Biological agents are called disease-modifying antirheumatic drugs (DMARDs) because by suppressing components of the immune system they reduce symptoms and reverse the course of RA.

  •  Certolizumab (Cimzia)
  •  Etanercept (Enbrel)
  •  Golimumab (Simponi)
  •  Infliximab (Remicade)
  •  Rituximab (Rituxan) · Tocilizumab (Actemra)
    Tocilizumab (Actemra)

Counselling on side effects:

NSAIDs:

Aspirin is no longer used for RA, as effective doses are often toxic

NSAIDs other than coxibs should be avoided in patients with previous peptic ulcer disease or dyspepsia.

Other possible adverse effects of all NSAIDs include headache, confusion and other CNS symptoms, increased BP, worsening of hypertension, edema, and decreased platelet function.

NSAIDs increase cardiovascular risk . Creatinine levels can rise reversibly because of inhibited renal prostaglandins; less frequently, interstitial nephritis can occur.

Patients with urticaria, rhinitis, or asthma caused by aspirin can have the same problems with these other NSAIDs.

Hydroxychloroquine-Usually mild dermatitis, Myopathy,Corneal opacity (generally reversible),Occasionally irreversible retinal degeneration.

Leflunomide-Skin reactions,Hepatic dysfunction,Diarrhea

Methotrexate – Liver fibrosis (dose-related, often reversible),Nausea,Possibly bone marrow, suppression,Stomatitis,Rarely pneumonitis (potentially fatal)

Sulfasalazine-Bone marrow suppression,Gastric symptoms,Neutropenia,Hemolysis,Hepatitis.

 

COX-2 inhibitors:

They have a similar gastrointestinal risk as an NSAIDs plus a proton pump inhibitor. In the elderly there is less gastrointestinal intolerance to celecoxib than to NSAIDs alone.

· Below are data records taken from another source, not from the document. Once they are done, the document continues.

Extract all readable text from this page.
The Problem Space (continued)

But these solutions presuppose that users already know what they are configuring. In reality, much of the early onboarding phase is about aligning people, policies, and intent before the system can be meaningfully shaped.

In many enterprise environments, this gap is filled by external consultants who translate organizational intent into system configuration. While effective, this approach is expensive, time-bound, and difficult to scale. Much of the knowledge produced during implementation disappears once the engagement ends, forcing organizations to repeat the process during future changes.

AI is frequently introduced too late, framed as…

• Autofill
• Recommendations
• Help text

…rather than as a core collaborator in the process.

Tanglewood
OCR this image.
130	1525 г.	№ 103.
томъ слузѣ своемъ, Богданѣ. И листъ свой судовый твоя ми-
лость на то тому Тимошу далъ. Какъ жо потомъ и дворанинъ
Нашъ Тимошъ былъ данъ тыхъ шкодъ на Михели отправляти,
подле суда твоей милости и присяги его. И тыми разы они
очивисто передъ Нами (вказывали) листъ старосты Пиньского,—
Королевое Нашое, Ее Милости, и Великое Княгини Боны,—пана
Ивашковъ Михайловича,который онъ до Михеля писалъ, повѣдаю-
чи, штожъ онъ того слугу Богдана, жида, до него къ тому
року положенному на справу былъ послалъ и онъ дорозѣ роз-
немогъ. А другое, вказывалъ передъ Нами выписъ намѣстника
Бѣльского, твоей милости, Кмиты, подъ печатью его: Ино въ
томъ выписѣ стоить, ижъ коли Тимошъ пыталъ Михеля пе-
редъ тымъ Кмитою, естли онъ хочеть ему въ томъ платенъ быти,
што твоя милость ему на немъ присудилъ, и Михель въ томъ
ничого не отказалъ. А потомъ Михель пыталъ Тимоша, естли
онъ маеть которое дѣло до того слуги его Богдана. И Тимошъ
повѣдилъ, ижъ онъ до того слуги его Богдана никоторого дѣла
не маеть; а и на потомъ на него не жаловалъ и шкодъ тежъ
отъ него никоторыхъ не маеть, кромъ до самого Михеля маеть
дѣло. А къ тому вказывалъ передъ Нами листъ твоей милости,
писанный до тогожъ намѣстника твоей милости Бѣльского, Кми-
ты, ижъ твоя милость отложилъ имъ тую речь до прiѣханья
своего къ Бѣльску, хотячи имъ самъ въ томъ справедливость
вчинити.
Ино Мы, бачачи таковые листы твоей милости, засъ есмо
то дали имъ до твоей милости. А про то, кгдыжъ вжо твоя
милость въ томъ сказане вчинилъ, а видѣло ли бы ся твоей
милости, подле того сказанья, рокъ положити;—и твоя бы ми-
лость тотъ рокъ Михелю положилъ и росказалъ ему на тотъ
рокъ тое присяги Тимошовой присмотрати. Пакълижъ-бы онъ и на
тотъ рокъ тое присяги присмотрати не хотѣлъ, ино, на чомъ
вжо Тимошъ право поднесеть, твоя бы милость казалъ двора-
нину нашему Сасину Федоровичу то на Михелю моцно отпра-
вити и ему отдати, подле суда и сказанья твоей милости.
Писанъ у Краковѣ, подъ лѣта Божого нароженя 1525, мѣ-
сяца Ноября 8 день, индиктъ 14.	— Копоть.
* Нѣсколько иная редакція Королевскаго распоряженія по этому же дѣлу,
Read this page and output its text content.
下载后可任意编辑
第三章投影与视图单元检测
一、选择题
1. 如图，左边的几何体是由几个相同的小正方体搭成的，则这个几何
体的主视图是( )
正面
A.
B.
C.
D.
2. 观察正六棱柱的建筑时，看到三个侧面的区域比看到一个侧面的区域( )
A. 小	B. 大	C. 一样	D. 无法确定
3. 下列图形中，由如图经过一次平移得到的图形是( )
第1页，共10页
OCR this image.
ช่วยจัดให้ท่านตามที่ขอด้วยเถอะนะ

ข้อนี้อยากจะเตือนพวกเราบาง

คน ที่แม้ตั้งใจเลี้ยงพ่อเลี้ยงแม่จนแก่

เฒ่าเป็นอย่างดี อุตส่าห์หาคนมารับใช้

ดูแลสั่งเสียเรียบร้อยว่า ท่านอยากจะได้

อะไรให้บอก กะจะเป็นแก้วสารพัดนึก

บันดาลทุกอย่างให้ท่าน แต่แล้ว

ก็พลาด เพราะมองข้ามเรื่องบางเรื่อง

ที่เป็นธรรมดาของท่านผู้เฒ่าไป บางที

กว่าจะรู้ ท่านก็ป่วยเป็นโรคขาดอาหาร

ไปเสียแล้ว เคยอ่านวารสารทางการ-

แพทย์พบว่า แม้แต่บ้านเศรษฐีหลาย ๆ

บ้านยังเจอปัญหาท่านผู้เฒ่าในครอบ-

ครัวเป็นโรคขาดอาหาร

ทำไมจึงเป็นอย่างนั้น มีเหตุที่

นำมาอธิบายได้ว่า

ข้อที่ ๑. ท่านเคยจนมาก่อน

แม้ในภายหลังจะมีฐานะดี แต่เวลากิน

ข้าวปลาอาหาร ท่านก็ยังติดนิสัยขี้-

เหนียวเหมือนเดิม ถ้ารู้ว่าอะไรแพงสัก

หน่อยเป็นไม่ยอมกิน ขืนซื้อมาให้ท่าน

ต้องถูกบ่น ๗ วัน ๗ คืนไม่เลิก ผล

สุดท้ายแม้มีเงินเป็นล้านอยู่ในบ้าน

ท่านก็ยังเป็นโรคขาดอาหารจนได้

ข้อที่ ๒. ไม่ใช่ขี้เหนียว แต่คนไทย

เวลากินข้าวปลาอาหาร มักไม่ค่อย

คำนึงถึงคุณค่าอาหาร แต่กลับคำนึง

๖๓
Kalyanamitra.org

There however is an increased risk of myocardial infarction with COX-2 inhibitors. Anti-ulcer medications are not recommended routinely but only in those high risk of gastrointestinal problems.

 

Glucocorticoids :

While long-term use reduces joint damage it also results in osteoporosis (a medical condition in which the bones become brittle and fragile from loss of tissue.

It is typically as a result of hormonal changes, or deficiency of calcium or vitamin D) and susceptibility to infections, and thus is not recommended.